BEST/WORST: Remember, this is the top and bottom of the spectrum. The most likely scenario is somewhere in the middle. (Worst case scenarios come with a complimentary side of ACL tears.)
Best case: Purdue has the best frontcourt in the country, and it’s not very close. Sure, the household names of AJ Hammons (17pts, 9rbs) and Biggie Swanigan (14pts, 10rbs) are known to everyone, along with the fan favorite Vince Edwards (14pts, 7rbs, 6asts) all getting NBA buzz. But the underappreciated player that truly makes this a special frontcourt is Haas, who is averaging an impressive 9 points and 6 rebounds in 15 minutes of play per game. Coaches and players alike are frustrated that the Boilers can bring the Loch Ness Monster off the bench, and Haas takes it to poor bench scrubs that don’t stand a chance against him. Purdue rides this frontcourt foursome to a Final Four/National Title run, providing the antidote to everyone saying post-play is dead and that “nobody teaches the fundamentals”. Young high school bigs see the program at Purdue and line up to play for Matt Painter.
During the offseason, Haas grows 6 inches and becomes a hyper-muscular Yao Ming. He spends the entire year developing his defensive instincts, and post passing isn’t a problem because 1) he’s 7 feet and 8 freaking inches tall and can see over everyone, and 2) he’s 7 feet and 8 freaking inches tall and hits every shot he takes in the post. Swanigan and Haas develop an undeniable chemistry, and both leave Purdue to become NBA first round picks after a second straight National Title. Haas gets drafted by the Dallas Mavericks, who are looking to rebuild after losing out on a franchise center in 2015’s DeAndre Jordan chase. Dirk Nowitzki, known Purdue lover, is still chugging along and pairs perfectly with the center of the future. Mark Cuban, an IU alum who saw his Hoosiers get constantly crushed by Purdue’s frontcourt, trades for Swanigan as the perfect successor to Dirk and the perfect partner for Haas going forward.

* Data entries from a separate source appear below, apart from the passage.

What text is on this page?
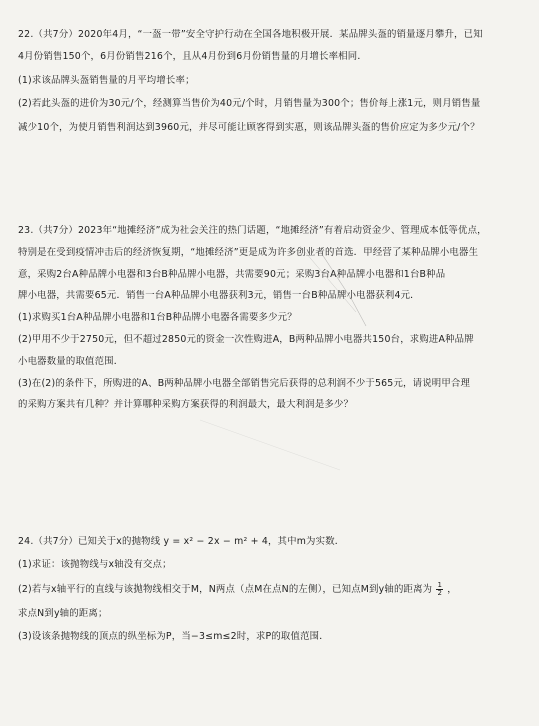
22.（共7分）2020年4月，“一盔一带”安全守护行动在全国各地积极开展．某品牌头盔的销量逐月攀升，已知
4月份销售150个，6月份销售216个，且从4月份到6月份销售量的月增长率相同．
(1)求该品牌头盔销售量的月平均增长率；
(2)若此头盔的进价为30元/个，经测算当售价为40元/个时，月销售量为300个；售价每上涨1元，则月销售量
减少10个，为使月销售利润达到3960元，并尽可能让顾客得到实惠，则该品牌头盔的售价应定为多少元/个？
23.（共7分）2023年“地摊经济”成为社会关注的热门话题，“地摊经济”有着启动资金少、管理成本低等优点，
特别是在受到疫情冲击后的经济恢复期，“地摊经济”更是成为许多创业者的首选．甲经营了某种品牌小电器生
意，采购2台A种品牌小电器和3台B种品牌小电器，共需要90元；采购3台A种品牌小电器和1台B种品
牌小电器，共需要65元．销售一台A种品牌小电器获利3元，销售一台B种品牌小电器获利4元．
(1)求购买1台A种品牌小电器和1台B种品牌小电器各需要多少元？
(2)甲用不少于2750元，但不超过2850元的资金一次性购进A，B两种品牌小电器共150台，求购进A种品牌
小电器数量的取值范围．
(3)在(2)的条件下，所购进的A、B两种品牌小电器全部销售完后获得的总利润不少于565元，请说明甲合理
的采购方案共有几种？并计算哪种采购方案获得的利润最大，最大利润是多少？
24.（共7分）已知关于x的抛物线 y = x² − 2x − m² + 4，其中m为实数．
(1)求证：该抛物线与x轴没有交点；
(2)若与x轴平行的直线与该抛物线相交于M，N两点（点M在点N的左侧），已知点M到y轴的距离为 $\frac{1}{2}$ ，
求点N到y轴的距离；
(3)设该条抛物线的顶点的纵坐标为P，当−3≤m≤2时，求P的取值范围．
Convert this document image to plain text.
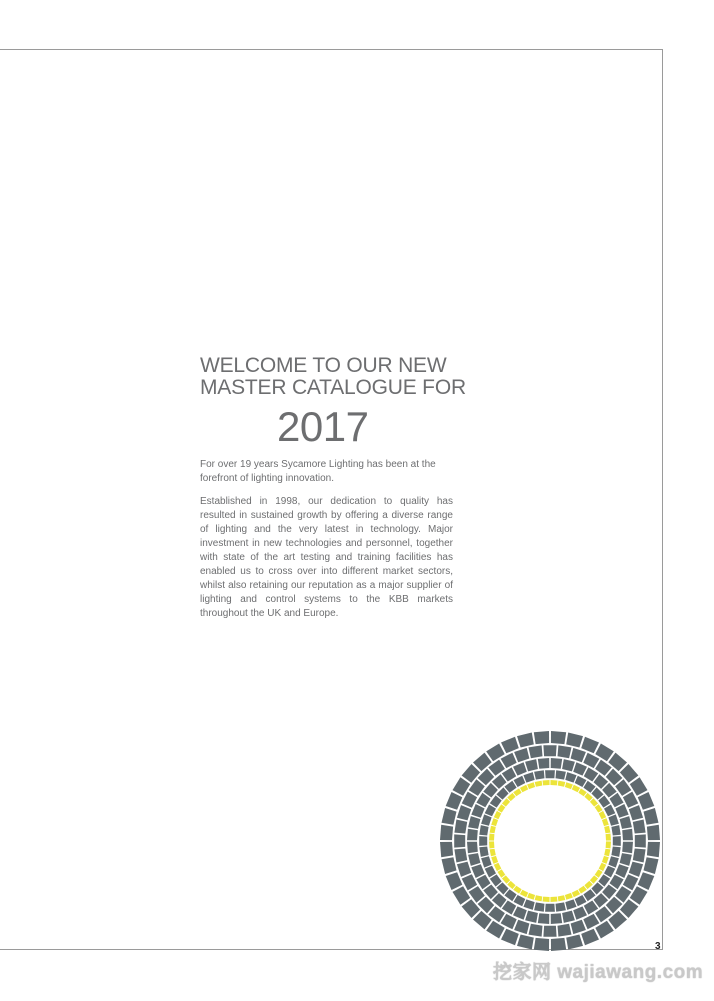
WELCOME TO OUR NEW
MASTER CATALOGUE FOR
2017

For over 19 years Sycamore Lighting has been at the forefront of lighting innovation.

Established in 1998, our dedication to quality has resulted in sustained growth by offering a diverse range of lighting and the very latest in technology. Major investment in new technologies and personnel, together with state of the art testing and training facilities has enabled us to cross over into different market sectors, whilst also retaining our reputation as a major supplier of lighting and control systems to the KBB markets throughout the UK and Europe.

3
挖家网 wajiawang.com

Worst case: AJ’s consistency issues (both on and off the court) continue to persist, and Painter starts to rely on Haas for starting-level center minutes. Haas hits the sophomore wall, however, and his conditioning is lacking for the coaching staff to rely on him for a nightly 24+ minutes. Haas never really develops great chemistry with Swanigan, who is solid but isn’t the player most Purdue fans were hoping for. What could have been the most powerful frontcourt in the country turned into a disappointing and slow bunch that anchors Purdue down, and everyone takes a step back in their development.
Looking for inspiration, Painter starts to experiment with Haas and Jacquil Taylor in at the same time as Swanigan and Hammons. The four-big lineup looks to revolutionize basketball…*checks notes*…yeah, nevermind, it’s pretty much awful from the start. Painter rides it through the end of the year, however, because why not get crazy when you’re at the bottom of the Big Ten. Haas becomes a considerably worse player, and Purdue’s reputation of producing powerhouse bigs disappears into the ether.
Haas hates his new role, and heads closer to home by playing for Avery Johnson at Alabama. As always, the Little General knows exactly how to play his bigs, and brings in his old buddy David Robinson to work with Haas. They mesh perfectly, and Haas turns into the post demon he was always destined to be.